Newsweek has reached out to the White House for comment via email.

Israel and Iran rarely directly strike one another from their home soil, but Tehran backs Lebanese-backed Hezbollah, the influential political party and militant group Israel is fighting across its northern border.

Iran has also supported Hamas, the Palestinian militant organization that launched the deadly October 7 attacks in Israel that killed around 1,200 people, with a further 251 taken hostage in the Hamas-controlled Gaza Strip.

Israel vowed to eradicate Hamas, and its highly destructive war has reduced much of the densely populated Palestinian territory to rubble in the past year. More than 42,000 people have been killed, according to Hamas-run health authorities in Gaza.

An Israeli operation against Iran has been expected for weeks, after Tehran launched around 200 ballistic missiles at the country at the start of October. The Israeli military said at the time most of the missiles were intercepted, but that there was some minor damage.

In April, Iran launched more than 300 missiles and drones at Israel in its first-ever direct attack Israelis from Iranian territory. Tehran said the aerial assault was a retaliatory strike after seven members of Iran’s Islamic Revolutionary Guard Corps were killed in Damascus, the capital of Syria. Israel has not commented on the strike.

The U.S. was involved in intercepting both attacks on Israel, and has recently supplied an additional air defense battery to the country, designed to fend off ballistic missile strikes.

Warplanes struck “missile manufacturing facilities used to produce the missiles that Iran fired at the State of Israel over the last year,” the Israeli military said on Saturday. Fighter jets also hit “surface-to-air missile arrays and additional Iranian aerial capabilities, that were intended to restrict Israel’s aerial freedom of operation in Iran,” the IDF said.

Iran’s military said the attacks had focused on the area around the capital, as well as the country’s Khuzestan and Ilam provinces, bordering Iraq.

State media reported the attacks were “successfully thwarted,” while Iran said four of its personnel had been killed. Radar units in the three provinces “suffered “minor and ineffective” damage,” the Iranian armed forces said.
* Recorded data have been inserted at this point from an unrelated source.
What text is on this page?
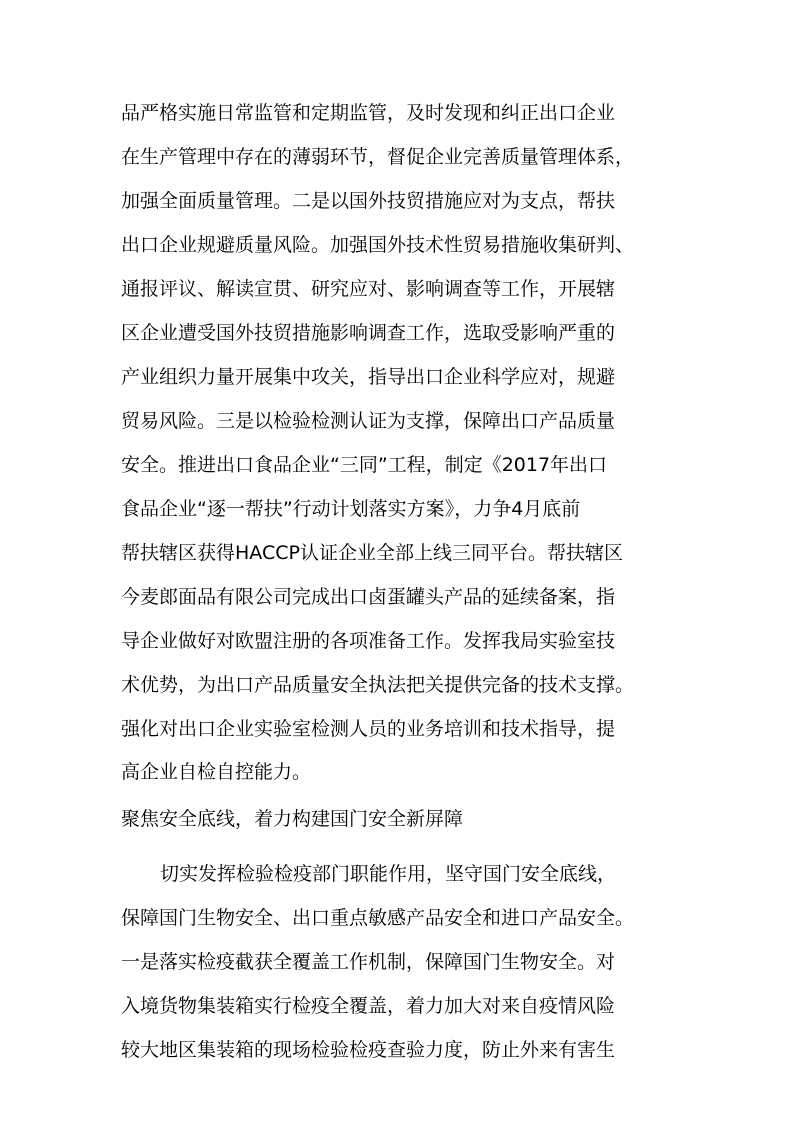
品严格实施日常监管和定期监管，及时发现和纠正出口企业
在生产管理中存在的薄弱环节，督促企业完善质量管理体系，
加强全面质量管理。二是以国外技贸措施应对为支点，帮扶
出口企业规避质量风险。加强国外技术性贸易措施收集研判、
通报评议、解读宣贯、研究应对、影响调查等工作，开展辖
区企业遭受国外技贸措施影响调查工作，选取受影响严重的
产业组织力量开展集中攻关，指导出口企业科学应对，规避
贸易风险。三是以检验检测认证为支撑，保障出口产品质量
安全。推进出口食品企业“三同”工程，制定《2017年出口
食品企业“逐一帮扶”行动计划落实方案》，力争4月底前
帮扶辖区获得HACCP认证企业全部上线三同平台。帮扶辖区
今麦郎面品有限公司完成出口卤蛋罐头产品的延续备案，指
导企业做好对欧盟注册的各项准备工作。发挥我局实验室技
术优势，为出口产品质量安全执法把关提供完备的技术支撑。
强化对出口企业实验室检测人员的业务培训和技术指导，提
高企业自检自控能力。
聚焦安全底线，着力构建国门安全新屏障
切实发挥检验检疫部门职能作用，坚守国门安全底线，
保障国门生物安全、出口重点敏感产品安全和进口产品安全。
一是落实检疫截获全覆盖工作机制，保障国门生物安全。对
入境货物集装箱实行检疫全覆盖，着力加大对来自疫情风险
较大地区集装箱的现场检验检疫查验力度，防止外来有害生
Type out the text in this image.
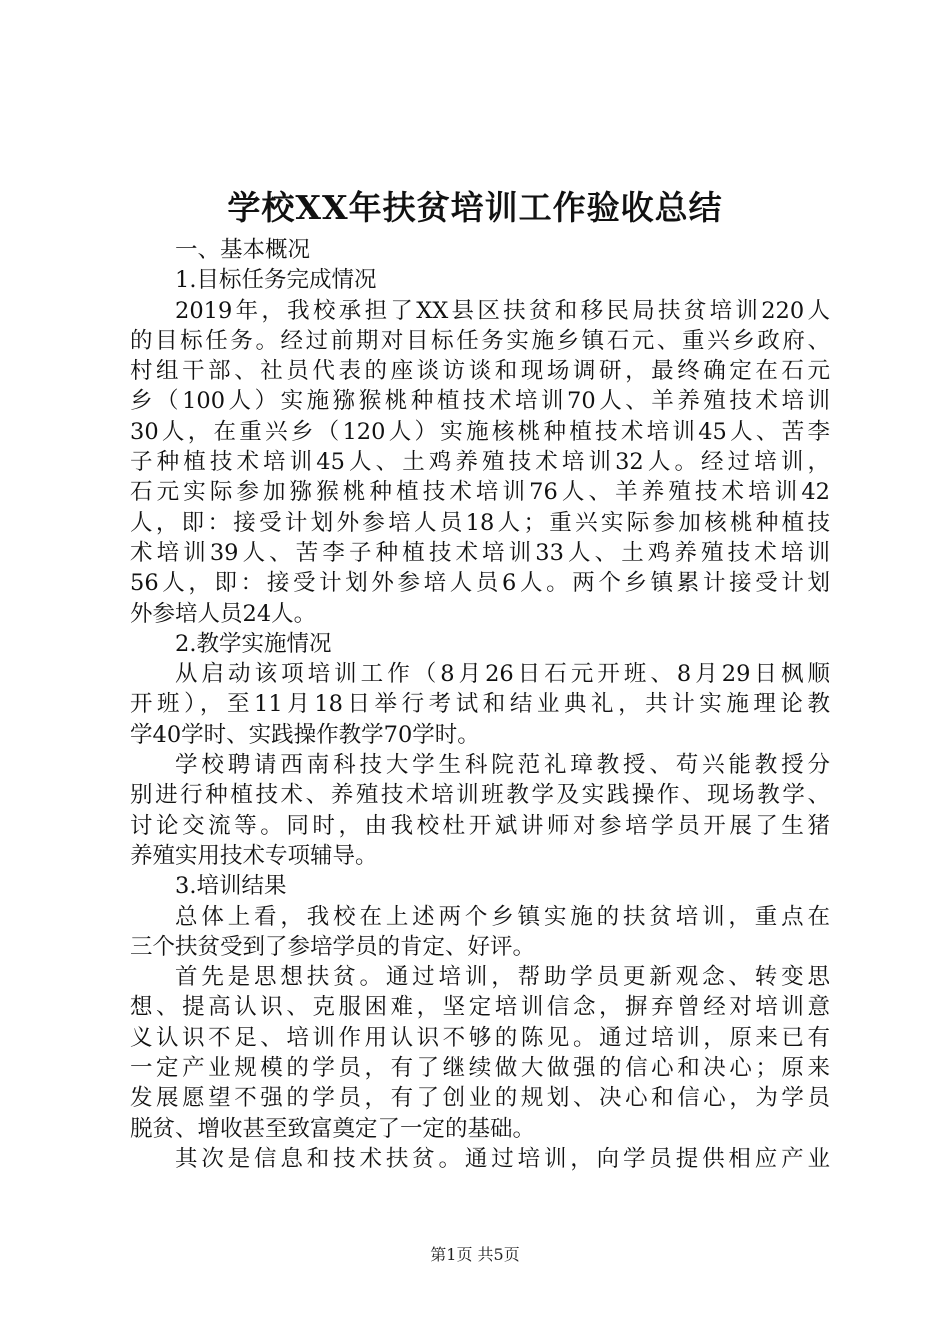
学校XX年扶贫培训工作验收总结
一、基本概况
1.目标任务完成情况
2019年，我校承担了XX县区扶贫和移民局扶贫培训220人
的目标任务。经过前期对目标任务实施乡镇石元、重兴乡政府、
村组干部、社员代表的座谈访谈和现场调研，最终确定在石元
乡（100人）实施猕猴桃种植技术培训70人、羊养殖技术培训
30人，在重兴乡（120人）实施核桃种植技术培训45人、苦李
子种植技术培训45人、土鸡养殖技术培训32人。经过培训，
石元实际参加猕猴桃种植技术培训76人、羊养殖技术培训42
人，即：接受计划外参培人员18人；重兴实际参加核桃种植技
术培训39人、苦李子种植技术培训33人、土鸡养殖技术培训
56人，即：接受计划外参培人员6人。两个乡镇累计接受计划
外参培人员24人。
2.教学实施情况
从启动该项培训工作（8月26日石元开班、8月29日枫顺
开班），至11月18日举行考试和结业典礼，共计实施理论教
学40学时、实践操作教学70学时。
学校聘请西南科技大学生科院范礼璋教授、苟兴能教授分
别进行种植技术、养殖技术培训班教学及实践操作、现场教学、
讨论交流等。同时，由我校杜开斌讲师对参培学员开展了生猪
养殖实用技术专项辅导。
3.培训结果
总体上看，我校在上述两个乡镇实施的扶贫培训，重点在
三个扶贫受到了参培学员的肯定、好评。
首先是思想扶贫。通过培训，帮助学员更新观念、转变思
想、提高认识、克服困难，坚定培训信念，摒弃曾经对培训意
义认识不足、培训作用认识不够的陈见。通过培训，原来已有
一定产业规模的学员，有了继续做大做强的信心和决心；原来
发展愿望不强的学员，有了创业的规划、决心和信心，为学员
脱贫、增收甚至致富奠定了一定的基础。
其次是信息和技术扶贫。通过培训，向学员提供相应产业
第1页 共5页
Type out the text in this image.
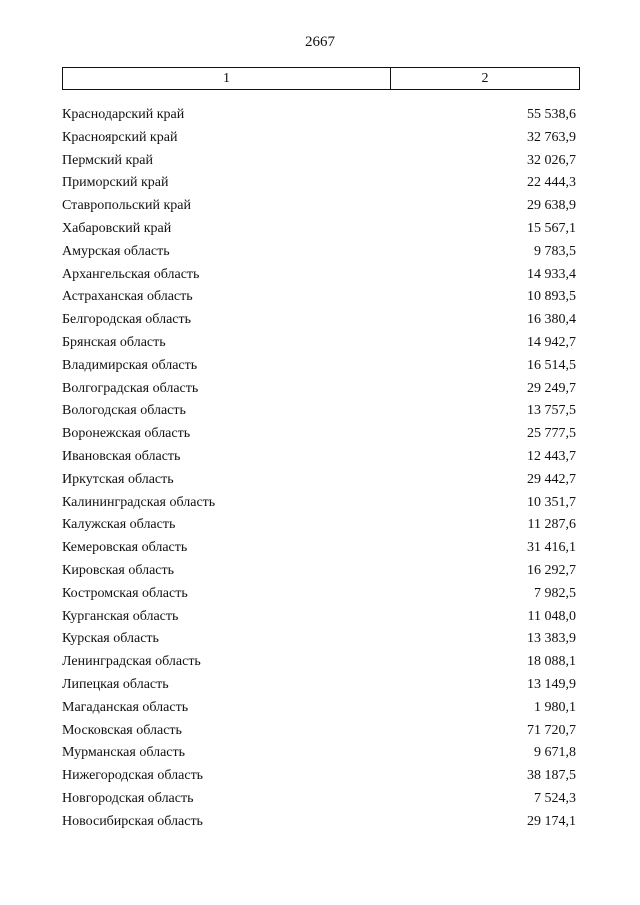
2667
1	2
Краснодарский край	55 538,6
Красноярский край	32 763,9
Пермский край	32 026,7
Приморский край	22 444,3
Ставропольский край	29 638,9
Хабаровский край	15 567,1
Амурская область	9 783,5
Архангельская область	14 933,4
Астраханская область	10 893,5
Белгородская область	16 380,4
Брянская область	14 942,7
Владимирская область	16 514,5
Волгоградская область	29 249,7
Вологодская область	13 757,5
Воронежская область	25 777,5
Ивановская область	12 443,7
Иркутская область	29 442,7
Калининградская область	10 351,7
Калужская область	11 287,6
Кемеровская область	31 416,1
Кировская область	16 292,7
Костромская область	7 982,5
Курганская область	11 048,0
Курская область	13 383,9
Ленинградская область	18 088,1
Липецкая область	13 149,9
Магаданская область	1 980,1
Московская область	71 720,7
Мурманская область	9 671,8
Нижегородская область	38 187,5
Новгородская область	7 524,3
Новосибирская область	29 174,1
Israel does not appear to have struck Iran’s oil facilities or nuclear sites, the most contentious of possible targets and most likely to risk further escalation. Rafael Mariano Grossi, the head of the U.N.’s nuclear watchdog, said on Saturday that “Iran’s nuclear facilities have not been impacted.”

The New York Times reported that Israel had destroyed air defenses shielding a number of Iran’s oil and petrochemical plants, among other targets, citing Iranian and Israeli officials.

“We fully reserve our right to duly respond to this aggression, which cannot be separated from Israel’s genocide in Gaza and bloodshed in Lebanon,” Araghchi said in a statement posted to social media.

Araghchi told the United Nations on Saturday that Tehran would be able to launch a “legal and legitimate response to these criminal attacks at the appropriate time.”

“If Iran chooses to respond once again, we will be ready, and there will be consequences for Iran once again,” a senior Biden official said.

“However, we do not want to see that happen,” the official added. “This should be the end of this direct exchange of fire between Israel and Iran.”